Transforming Growth Factor Beta Stimulation Of Biglycan Gene Expression Is Potentially Mediated By Sp1 Binding Factors

Biglycan is a small leucine-rich proteoglycan which is localized in the extracellular matrix of bone and other specialized connective tissues. Both biglycan mRNA and protein are up-regulated by transforming growth factor-beta(1) (TGF-beta(1)) and biglycan appears to influence TGF-beta(1) activity. In this study, we have investigated the mechanism by which TGF-beta(1), TGF-beta(2) and TGF-beta(3) stimulate biglycan mRNA expression in the osteoblastic cell line MG-63. The cells were transfected with a series of deletional human biglycan promoter constructs and a region in the biglycan 5' DNA was found to respond to TGF-beta(1) with increased transcriptional activity in a dose-dependent manner.
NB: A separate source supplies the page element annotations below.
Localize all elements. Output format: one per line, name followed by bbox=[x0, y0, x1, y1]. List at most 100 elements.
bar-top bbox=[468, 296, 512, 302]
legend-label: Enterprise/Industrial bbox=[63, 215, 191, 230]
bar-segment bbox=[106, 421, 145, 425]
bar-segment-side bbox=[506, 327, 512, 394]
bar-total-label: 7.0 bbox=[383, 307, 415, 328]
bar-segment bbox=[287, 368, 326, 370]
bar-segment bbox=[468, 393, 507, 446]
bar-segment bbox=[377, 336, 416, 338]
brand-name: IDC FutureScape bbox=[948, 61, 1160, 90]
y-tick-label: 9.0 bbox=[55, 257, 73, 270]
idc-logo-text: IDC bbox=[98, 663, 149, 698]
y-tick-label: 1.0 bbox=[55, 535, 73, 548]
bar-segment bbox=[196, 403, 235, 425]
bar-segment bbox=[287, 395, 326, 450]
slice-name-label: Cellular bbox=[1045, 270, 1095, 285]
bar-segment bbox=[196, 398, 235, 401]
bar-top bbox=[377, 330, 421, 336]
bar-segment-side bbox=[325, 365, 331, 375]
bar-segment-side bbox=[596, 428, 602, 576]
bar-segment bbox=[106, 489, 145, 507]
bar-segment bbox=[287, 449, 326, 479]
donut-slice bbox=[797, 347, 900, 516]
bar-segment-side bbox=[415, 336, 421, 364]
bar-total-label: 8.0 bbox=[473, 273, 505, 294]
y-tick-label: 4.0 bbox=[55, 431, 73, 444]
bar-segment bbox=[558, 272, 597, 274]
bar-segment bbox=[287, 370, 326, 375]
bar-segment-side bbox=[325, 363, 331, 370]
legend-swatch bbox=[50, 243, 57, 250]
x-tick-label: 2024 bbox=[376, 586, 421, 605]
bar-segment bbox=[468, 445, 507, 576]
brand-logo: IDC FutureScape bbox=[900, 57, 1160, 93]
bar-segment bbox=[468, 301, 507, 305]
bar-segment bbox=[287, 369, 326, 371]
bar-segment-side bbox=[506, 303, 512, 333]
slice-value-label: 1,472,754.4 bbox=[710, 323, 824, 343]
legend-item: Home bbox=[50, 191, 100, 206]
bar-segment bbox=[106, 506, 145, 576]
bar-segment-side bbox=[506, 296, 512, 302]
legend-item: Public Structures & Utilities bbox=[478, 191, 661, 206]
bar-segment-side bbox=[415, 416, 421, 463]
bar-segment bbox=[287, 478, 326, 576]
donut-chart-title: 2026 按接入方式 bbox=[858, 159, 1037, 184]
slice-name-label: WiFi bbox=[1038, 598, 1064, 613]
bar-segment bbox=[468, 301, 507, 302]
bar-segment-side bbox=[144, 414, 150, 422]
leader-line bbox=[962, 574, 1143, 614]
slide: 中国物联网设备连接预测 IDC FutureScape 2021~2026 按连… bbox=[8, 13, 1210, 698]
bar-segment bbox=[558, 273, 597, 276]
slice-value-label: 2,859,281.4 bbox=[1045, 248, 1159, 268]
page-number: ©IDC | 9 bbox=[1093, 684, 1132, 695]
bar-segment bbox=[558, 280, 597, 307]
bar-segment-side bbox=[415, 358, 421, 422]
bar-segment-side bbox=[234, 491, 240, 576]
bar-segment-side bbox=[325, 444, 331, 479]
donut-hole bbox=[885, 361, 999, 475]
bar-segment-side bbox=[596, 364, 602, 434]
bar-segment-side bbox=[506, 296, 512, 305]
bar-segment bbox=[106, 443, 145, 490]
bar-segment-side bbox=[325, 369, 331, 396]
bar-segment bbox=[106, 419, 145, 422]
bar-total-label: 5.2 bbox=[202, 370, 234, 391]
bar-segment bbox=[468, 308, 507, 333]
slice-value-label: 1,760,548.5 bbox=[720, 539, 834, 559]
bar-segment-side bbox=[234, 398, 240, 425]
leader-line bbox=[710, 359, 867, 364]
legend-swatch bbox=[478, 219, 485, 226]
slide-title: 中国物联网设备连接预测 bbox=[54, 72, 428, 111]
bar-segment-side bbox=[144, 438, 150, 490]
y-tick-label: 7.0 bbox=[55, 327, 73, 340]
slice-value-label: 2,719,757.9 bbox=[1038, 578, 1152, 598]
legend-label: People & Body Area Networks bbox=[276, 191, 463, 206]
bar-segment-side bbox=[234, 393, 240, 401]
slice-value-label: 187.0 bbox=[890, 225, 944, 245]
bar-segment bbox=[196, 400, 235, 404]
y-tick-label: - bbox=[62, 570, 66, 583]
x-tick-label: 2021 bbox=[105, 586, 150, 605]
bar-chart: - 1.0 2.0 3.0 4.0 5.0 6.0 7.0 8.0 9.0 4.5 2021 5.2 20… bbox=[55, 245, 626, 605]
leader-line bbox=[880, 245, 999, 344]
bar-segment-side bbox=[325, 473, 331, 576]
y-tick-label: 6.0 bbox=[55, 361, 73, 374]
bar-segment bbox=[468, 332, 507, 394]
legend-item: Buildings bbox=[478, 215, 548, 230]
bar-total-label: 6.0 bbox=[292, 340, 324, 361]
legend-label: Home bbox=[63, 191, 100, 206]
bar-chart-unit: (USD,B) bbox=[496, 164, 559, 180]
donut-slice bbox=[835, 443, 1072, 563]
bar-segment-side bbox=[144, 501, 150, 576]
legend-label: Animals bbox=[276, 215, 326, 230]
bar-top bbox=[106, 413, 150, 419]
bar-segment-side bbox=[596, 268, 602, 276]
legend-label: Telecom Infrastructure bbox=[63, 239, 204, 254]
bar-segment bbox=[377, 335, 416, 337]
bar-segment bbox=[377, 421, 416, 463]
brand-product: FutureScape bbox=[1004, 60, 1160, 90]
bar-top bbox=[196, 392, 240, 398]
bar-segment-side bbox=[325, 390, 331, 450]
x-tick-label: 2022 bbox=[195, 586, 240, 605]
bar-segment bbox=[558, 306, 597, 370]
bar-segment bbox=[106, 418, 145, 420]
Also TGF-beta(2) and TGF-beta(3), two structurally highly related TGF-beta isoforms stimulated biglycan transcription. A TGF-beta responsive region was identified within the first 218 bp of the human biglycan promoter upstream from the transcriptional start site, which contained several binding sites for the transcription factor Sp1. Electrophoretic mobility shift assays with nuclear extracts from MG-63 cells showed binding of both Sp1 and Sp3 to a site at -216 to -208. When the biglycan promoter construct was cotransfected with Sp1 and Sp3 expression vectors in Sp1-deficient Drosophila Schneider-2 cells, Sp1 induced the transcriptional activity of biglycan. Addition of Sp3 augmented the effect of Sp1 on biglycan gene expression. Induction of biglycan mRNA expression in response to TGF-beta in MG-63 cells was abrogated by mithramycin, an inhibitor of Sp1 binding to GC-rich DNA sequences. A mutation in the Sp1 site at -216 to -208 within the -218 biglycan promoter construct substantially diminished the transcriptional up-regulation by TGF-beta(1). Taken together this data shows for the first time that TGF-beta(1) stimulation of human biglycan mRNA expression relies on increased transcription of the biglycan gene, and is mediated by members of the Sp1 family of transcription factors.